上原ひろみの英語感が胸に染みた

僕は上原ひろみの生き様が好きだ。もう10年以上彼女のピアノを聴き続けている。彼女のピアニストの腕前は世界中の誰もが認めている。もちろん素晴らしい演奏を聴かせてくれるが、僕は何より彼女の精神性にとても惹かれている。彼女を知ったのは、ドキュメンタリー番組の「情熱大陸」だった。そこでの彼女の言葉が胸に突き刺さり、10年以上も前に放映されたのに、未だにはっきり覚えている。

「ピアノが上手く弾けない、と嘆く人がいるがそんなものは悩みでもなんでもない。世界に地雷が埋められたりして苦しんでいる子供も沢山いる。それに比べたらピアノが弾けないなんて大したことではない。弾けないならできるまでやれって感じです」

この言葉が象徴するように、彼女の演奏はストイックだ。レコーディングは失神寸前まで、ピアノを弾き続けて、最高の演奏をするまで限界までレコーディングするとのこと。

彼女には昔ながらの侍スピリットを感じる。その彼女は、今やグラミー賞を受賞しワールドツワーで世界を股にかけるピアニストになっている。

そんな彼女の英語についてのインタビュー記事を読んだ。彼女も英会話ができるまでに、大変な苦労をしたんだなと感じる。僕も日々英語を学ぶ身として痛々しいほど共感できた。
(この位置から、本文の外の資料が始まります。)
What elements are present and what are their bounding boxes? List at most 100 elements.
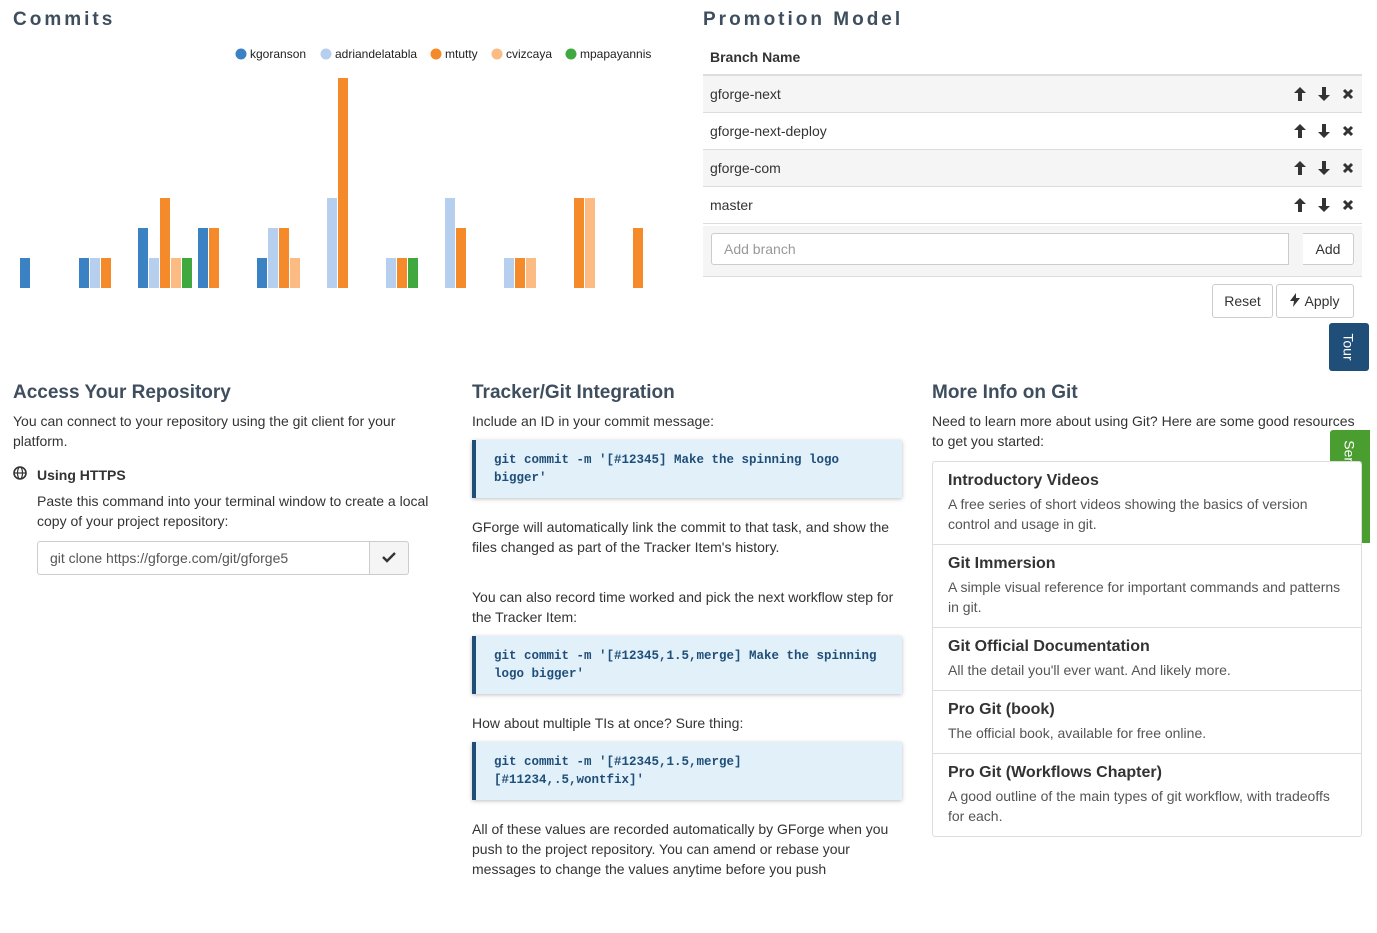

象徴的だったのが、彼女がニューヨークに住んでいる時に、アメリカ人をライオンだと感じたこと。日本人は草食動物だから、自分もライオンにならなければ、この街に呑み込まれてしまうと感じたみたいだ。僕もロスに行ったことがあるのでよく分かる。戦後の教育の影響もあり、日本人は西洋人に対して、気負いというか劣等感を感じている。

ましてや、日本人は英語が苦手だ。相手は体格も一回り上で、ボディランゲージを多用して大声で話す。日本人がアメリカに行くと思いっきりアウェー感を感じる。そんな中で彼女は、自分の実力だけで彼らを認めさせたのだから凄い。

日本人が世界で認められた大きな要因はやはり技術力だ。焼け野原になり、資源も何もない国で唯一失わなかったのが、大和魂だ。日本人の持つ潜在能力が革新的な製品を沢山生み出し、世界中に認められた。しかしこと音楽に関しては、日本人であるメリットはない。

特にジャズは西洋音楽だ。だから、彼女がジャズの本場であるニューヨークで認められるには、半端じゃない覚悟と努力が必要だったはずだ。日本でいうならば、外国人が美空ひばりのように歌い上がるくらい凄いことだと思う。それを彼女はやってのけたのだ。

彼女の英語学習法は日本に住む日本人にも十分に役立つなと感じた。共通の趣味の英語圏の友達を持つ、下手だと感じても堂々と話す、何より片言でも伝えたいと思う気持ちが大切だと語っている。

そもそも欧米諸国で第二言語を話せる人間なんてほとんどいない。私達は世界でも難易度の高い日本語を使いこなして、さらに英語まで覚えようとしているだけで、かなり高いリテラシー能力を持っている。日本語に比べたら英語は簡単な言語だ。だから臆することなく、堂々と英語を話すようにしたい。